Reputation: 20342
I am trying to find a way to push everything from a dataframe into a SQL Server table. I did some Googling and came up with this.
Cluster.write \
.format("jdbc") \
.option("url", "jdbc:sqlserver://name_here.database.windows.net:1433;databaseName=db_name") \
.option("dbtable", "dbo.Cluster") \
.option("user", "u_name") \
.option("password", "p_wd") \
.save()
My dataframe is named 'Cluster' and it is of type pyspark.sql.dataframe.DataFrame. If the table exists in the DB, when I run the code above, I get this error message:
org.apache.spark.sql.AnalysisException: Table or view 'dbo.Cluster' already exists. SaveMode: ErrorIfExists.;
If I delete the table and run the code above I get this error message:
java.lang.IllegalArgumentException: Can't get JDBC type for struct<type:tinyint,size:int,indices:array<int>,values:array<double>>
This should be do-able. I've done this before in a Spark environment; that code worked perfectly fine. Now, I am working in a Python environment (using Databricks), and I'm stuck on this one thing.

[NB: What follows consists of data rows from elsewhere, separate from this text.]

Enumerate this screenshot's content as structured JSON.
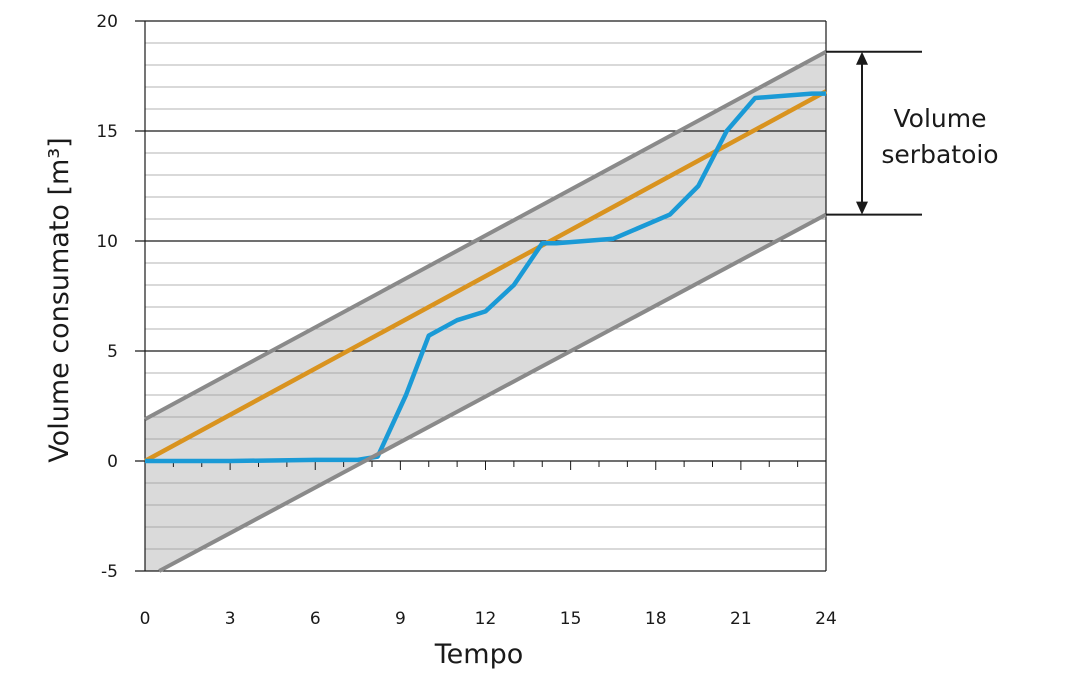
{
  "chart_data": {
    "type": "line",
    "xlabel": "Tempo",
    "ylabel": "Volume consumato [m³]",
    "xlim": [
      0,
      24
    ],
    "ylim": [
      -5,
      20
    ],
    "x_ticks": [
      "0",
      "3",
      "6",
      "9",
      "12",
      "15",
      "18",
      "21",
      "24"
    ],
    "y_ticks": [
      "20",
      "15",
      "10",
      "5",
      "0",
      "-5"
    ],
    "grid": true,
    "annotation": {
      "line1": "Volume",
      "line2": "serbatoio",
      "range": [
        11.2,
        18.6
      ]
    },
    "band": {
      "upper": {
        "x": [
          0,
          24
        ],
        "y": [
          1.9,
          18.6
        ]
      },
      "lower": {
        "x": [
          0.5,
          24
        ],
        "y": [
          -5.0,
          11.2
        ]
      }
    },
    "series": [
      {
        "color": "#d9931f",
        "x": [
          0,
          24
        ],
        "y": [
          0,
          16.8
        ]
      },
      {
        "color": "#1a9ad6",
        "x": [
          0,
          3,
          6,
          7.5,
          8.2,
          9.2,
          10,
          11,
          12,
          13,
          14,
          14.5,
          16.5,
          18.5,
          19.5,
          20.5,
          21.5,
          23.5,
          24
        ],
        "y": [
          0,
          0,
          0.05,
          0.05,
          0.2,
          3.0,
          5.7,
          6.4,
          6.8,
          8.0,
          9.9,
          9.9,
          10.1,
          11.2,
          12.5,
          15.0,
          16.5,
          16.7,
          16.7
        ]
      },
      {
        "color": "#8a8a8a",
        "x": [
          0,
          24
        ],
        "y": [
          1.9,
          18.6
        ]
      },
      {
        "color": "#8a8a8a",
        "x": [
          0.5,
          24
        ],
        "y": [
          -5.0,
          11.2
        ]
      }
    ]
  }
}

Just to come full-circle, I'm creating the dataframe this way:
df = spark.read \
.jdbc("jdbc:sqlserver://name_here.database.windows.net:1433;databaseName=db_name", "dbo.table_name",
properties={"user": "u_name", "password": "p_wd"})
Then...I do some analytics and the data...eventually I apply some ML algos to the data...and come up with two dataframes.
df1 = df1.select("*").toPandas()
df2 = df2("*").toPandas()
Now, I need to concatenate these two dataframes together.
Cluster = pd.concat([df1, df2], axis=1)
Finally, I want to push this dataframe into a SQL Server table. Everything works totally fine until I eventually try to put everything from the dataframe to the table. That's the only issue I have here.
Upvotes: 1
Views: 1214
Reputation: 1300
You may try with a different SaveMode.Either Append to add data :
Cluster.write \
.format("jdbc") \
.option("url", "jdbc:sqlserver://name_here.database.windows.net:1433;databaseName=db_name") \
.option("dbtable", "dbo.Cluster") \
.option("user", "u_name") \
.option("password", "p_wd") \
.mode("append") \
.save()
or Overwrite to replace the data :
Cluster.write \
.format("jdbc") \
.option("url", "jdbc:sqlserver://name_here.database.windows.net:1433;databaseName=db_name") \
.option("dbtable", "dbo.Cluster") \
.option("user", "u_name") \
.option("password", "p_wd") \
.mode("overwrite") \
.save()
Upvotes: 3